Since the establishment of the State of Israel, Jewish nationalism has contributed a lot to humanity. I am not only referring to the disproportionate number of Nobel laureates, or the hi-tech innovation which has earned Israel the title of “Start-up Nation.”
Whenever there is a humanitarian crisis caused by natural disasters, Israel is the first to respond. Israel’s national army, whose goal is to defend the nation of Israel, sees its role as defending other nations in crisis.
It sees its role as doing good.
Israel is a unique symbol of a truly positive nationalism.
Zionism as a symbol of freedom While Jews yearned to go back to the Land of Israel for almost 2,000 years, their yearning never translated into political action. What happened in the late 19th century for Zionism to emerge as a political movement? With the rise of liberalism, the idea of freedom became central to the political discourse.
It is this political discourse which led Jews to also ask for freedom. First, they tried to do so through the “Jewish Enlightenment,” as part of the nation in which they resided. As all individuals were granted liberties, the Jews asked to receive those same rights.
Yet very quickly, it became clear that in order to get those rights, they would have to sacrifice their Jewishness: “Be a Jew inside your home, and a man on the street.”
However, Judaism is not a religion like Christianity that can be confined to one’s home, but rather touches all aspects of one’s life – including national, historical and cultural identity. It is impossible to be fully Jewish while keeping one’s Jewishness “inside.”
The next step divided the Jewish people between those who considered complete assimilation, and those who understood Zionism was the answer.
If Jews could not get their freedom in Europe, maybe it had become time to go back to their historical homeland and get freedom there? National freedom for the Jewish people, who have been under foreign rule for thousands of years, would translate into the opportunity for individual freedom. Zionism was the movement for the freedom of the Jewish people.
Of course, Zionism is not only a symbol for the national freedom of the Jewish nation. It has also, over time, become a symbol for individual freedoms – in its ability to maximize the individual freedoms given to minorities, while not sacrificing the national identity as the nation-state of the Jewish people.
A lot of books have been written with theoretical academic analysis of the best ways to balance national identity and the rights of minorities. In most countries, those questions remain theoretical. In Israel, these questions are relevant every day. Israel has done a remarkable job of dealing with these complex issues.
Zionism as a symbol of democracy Israel is also, of course, a democracy.
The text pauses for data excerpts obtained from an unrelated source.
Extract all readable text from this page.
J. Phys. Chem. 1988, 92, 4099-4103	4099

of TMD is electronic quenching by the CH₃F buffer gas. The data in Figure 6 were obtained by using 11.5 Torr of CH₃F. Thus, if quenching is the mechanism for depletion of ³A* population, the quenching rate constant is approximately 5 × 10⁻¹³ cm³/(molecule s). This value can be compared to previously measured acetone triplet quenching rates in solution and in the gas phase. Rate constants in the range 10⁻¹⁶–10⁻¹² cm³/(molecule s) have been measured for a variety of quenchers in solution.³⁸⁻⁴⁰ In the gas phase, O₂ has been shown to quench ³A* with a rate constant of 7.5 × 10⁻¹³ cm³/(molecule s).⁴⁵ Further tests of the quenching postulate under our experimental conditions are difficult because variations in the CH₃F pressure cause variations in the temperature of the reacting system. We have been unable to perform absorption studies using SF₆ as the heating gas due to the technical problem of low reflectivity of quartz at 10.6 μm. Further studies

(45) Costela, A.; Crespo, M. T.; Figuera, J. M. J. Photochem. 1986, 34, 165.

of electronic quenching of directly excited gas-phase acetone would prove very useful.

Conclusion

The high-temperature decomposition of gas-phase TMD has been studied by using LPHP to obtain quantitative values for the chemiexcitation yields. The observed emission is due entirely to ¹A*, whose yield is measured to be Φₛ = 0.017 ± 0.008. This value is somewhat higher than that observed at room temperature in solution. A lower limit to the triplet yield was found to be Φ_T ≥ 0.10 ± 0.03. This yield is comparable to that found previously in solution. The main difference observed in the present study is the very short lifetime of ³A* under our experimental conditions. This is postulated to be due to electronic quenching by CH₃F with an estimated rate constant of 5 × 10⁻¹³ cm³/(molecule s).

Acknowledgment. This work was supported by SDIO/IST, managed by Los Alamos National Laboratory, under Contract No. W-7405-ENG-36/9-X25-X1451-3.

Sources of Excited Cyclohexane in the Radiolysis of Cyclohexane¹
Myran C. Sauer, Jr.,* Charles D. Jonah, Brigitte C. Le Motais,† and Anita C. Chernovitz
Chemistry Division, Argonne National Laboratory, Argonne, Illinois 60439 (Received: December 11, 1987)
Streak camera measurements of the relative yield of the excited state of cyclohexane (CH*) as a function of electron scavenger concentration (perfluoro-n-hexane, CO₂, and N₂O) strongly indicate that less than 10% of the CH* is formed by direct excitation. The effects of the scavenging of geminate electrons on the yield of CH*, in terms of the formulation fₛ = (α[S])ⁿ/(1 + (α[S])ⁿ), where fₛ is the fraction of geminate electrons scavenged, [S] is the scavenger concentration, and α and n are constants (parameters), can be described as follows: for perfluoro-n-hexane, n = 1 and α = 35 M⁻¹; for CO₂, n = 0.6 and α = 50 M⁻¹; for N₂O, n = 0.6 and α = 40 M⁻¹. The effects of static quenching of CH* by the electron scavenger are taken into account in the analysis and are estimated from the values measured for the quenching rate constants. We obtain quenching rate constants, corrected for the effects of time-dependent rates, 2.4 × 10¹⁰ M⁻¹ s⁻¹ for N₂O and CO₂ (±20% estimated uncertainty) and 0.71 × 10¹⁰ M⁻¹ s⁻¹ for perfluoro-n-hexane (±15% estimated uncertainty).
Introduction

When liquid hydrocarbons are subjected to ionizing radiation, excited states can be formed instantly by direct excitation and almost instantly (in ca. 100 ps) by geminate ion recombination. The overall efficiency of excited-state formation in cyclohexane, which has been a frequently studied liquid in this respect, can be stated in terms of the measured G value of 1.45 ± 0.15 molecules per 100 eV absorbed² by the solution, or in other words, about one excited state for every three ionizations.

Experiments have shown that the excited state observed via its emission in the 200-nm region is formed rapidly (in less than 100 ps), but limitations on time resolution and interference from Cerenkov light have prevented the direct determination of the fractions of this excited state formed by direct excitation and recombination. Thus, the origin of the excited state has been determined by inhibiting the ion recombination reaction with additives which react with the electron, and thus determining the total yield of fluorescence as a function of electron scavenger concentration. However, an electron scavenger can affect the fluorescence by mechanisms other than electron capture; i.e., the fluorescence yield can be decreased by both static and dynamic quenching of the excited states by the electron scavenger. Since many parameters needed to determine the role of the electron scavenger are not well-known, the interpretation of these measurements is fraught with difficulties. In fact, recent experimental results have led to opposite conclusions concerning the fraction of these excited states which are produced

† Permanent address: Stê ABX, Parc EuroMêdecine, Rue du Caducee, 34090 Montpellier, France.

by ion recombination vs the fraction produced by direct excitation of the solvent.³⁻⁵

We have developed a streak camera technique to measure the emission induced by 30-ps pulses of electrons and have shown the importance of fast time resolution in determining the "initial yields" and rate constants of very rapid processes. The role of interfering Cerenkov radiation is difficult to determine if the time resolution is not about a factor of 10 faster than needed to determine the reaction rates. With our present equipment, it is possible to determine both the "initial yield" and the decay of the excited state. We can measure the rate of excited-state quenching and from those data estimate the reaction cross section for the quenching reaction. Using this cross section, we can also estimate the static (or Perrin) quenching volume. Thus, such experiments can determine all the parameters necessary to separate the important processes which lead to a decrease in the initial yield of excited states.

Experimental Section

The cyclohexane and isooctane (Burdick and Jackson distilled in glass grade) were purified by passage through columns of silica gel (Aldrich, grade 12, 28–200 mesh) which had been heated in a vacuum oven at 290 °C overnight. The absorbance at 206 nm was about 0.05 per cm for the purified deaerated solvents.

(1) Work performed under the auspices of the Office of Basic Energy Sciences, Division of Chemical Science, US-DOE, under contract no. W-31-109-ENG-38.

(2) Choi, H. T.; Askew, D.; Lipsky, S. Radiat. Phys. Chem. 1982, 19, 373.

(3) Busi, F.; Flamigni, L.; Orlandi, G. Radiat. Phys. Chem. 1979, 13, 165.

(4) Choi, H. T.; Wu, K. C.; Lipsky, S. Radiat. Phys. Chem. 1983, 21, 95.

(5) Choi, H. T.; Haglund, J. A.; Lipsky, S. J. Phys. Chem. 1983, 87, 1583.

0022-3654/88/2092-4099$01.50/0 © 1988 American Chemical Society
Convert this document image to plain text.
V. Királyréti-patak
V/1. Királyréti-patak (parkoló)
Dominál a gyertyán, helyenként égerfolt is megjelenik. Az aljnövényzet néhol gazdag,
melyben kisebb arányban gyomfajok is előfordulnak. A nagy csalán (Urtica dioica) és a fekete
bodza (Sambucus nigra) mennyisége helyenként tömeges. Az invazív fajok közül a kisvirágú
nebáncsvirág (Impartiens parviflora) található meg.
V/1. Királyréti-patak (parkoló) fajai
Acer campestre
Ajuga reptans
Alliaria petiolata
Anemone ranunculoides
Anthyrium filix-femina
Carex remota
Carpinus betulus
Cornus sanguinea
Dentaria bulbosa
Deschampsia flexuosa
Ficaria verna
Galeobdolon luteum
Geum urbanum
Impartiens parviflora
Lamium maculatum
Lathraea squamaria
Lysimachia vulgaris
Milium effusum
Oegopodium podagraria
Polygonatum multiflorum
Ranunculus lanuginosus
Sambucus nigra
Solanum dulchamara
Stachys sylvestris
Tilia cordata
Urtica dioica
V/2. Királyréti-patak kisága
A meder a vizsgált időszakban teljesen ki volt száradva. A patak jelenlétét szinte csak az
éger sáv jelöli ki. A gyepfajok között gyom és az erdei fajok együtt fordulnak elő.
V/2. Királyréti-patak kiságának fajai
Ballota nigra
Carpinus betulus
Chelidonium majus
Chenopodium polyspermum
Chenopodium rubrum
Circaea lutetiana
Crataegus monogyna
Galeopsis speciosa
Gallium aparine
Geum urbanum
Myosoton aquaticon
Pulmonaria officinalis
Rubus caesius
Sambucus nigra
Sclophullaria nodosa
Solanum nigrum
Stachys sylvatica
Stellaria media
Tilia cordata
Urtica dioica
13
Israel is the only stable democracy in the Middle East.
Looking at a map, Israel is geographically located on the front line of a battle between civilizations: those who embrace democracy, and those who do not.
This frontline is not only geographic, as Israel’s enemies who attack it today do not hide the fact that their enemy is the Western democratic world as a whole. Israel just happens to be the easiest target right now.
Democracy is more than simply a type of regime.
Democracy is a way to ensure that citizens participate in the system of government. The nation is not subservient to a ruler, but rather the ruler is subservient to the nation.
Almost no democracy has been able to stay as stable as Israel has been from its establishment. In America, when democracy was established, it was very limited, since it only represented the will of white males. In France, democracy did not survive very long, until Napoleon came along as a dictator.
There were many reasons to think that Israel would also fail in establishing a stable democracy. Most of its citizens came from non-democratic countries (both eastern European and Arab countries). They did not have a democratic culture.
Also, war is a time in which even the most democratic countries temporarily put democratic principles on hold (look at the US in World War II). Israel has been in a state of constant war since its establishment, and yet democracy has survived – even as the deep divisions in Israeli society could also fuel non-democratic behavior.
Zionism’s astounding success in building a stable democracy makes it a symbol for democracy, not only in the Middle East, but all around the world.
What do you oppose when opposing Zionism? There are many more values for which Zionism serves as an ambassador. However, these small examples can help give a clear message: Those who support the BDS movement and oppose Zionism should know that when opposing Zionism, they are in fact opposing the principles of justice, freedom and democracy.
Their fight against Israel’s right to exist is a fight for a world without these great values.
Those of us who believe in these values should join together and defend Israel against this new strategic threat.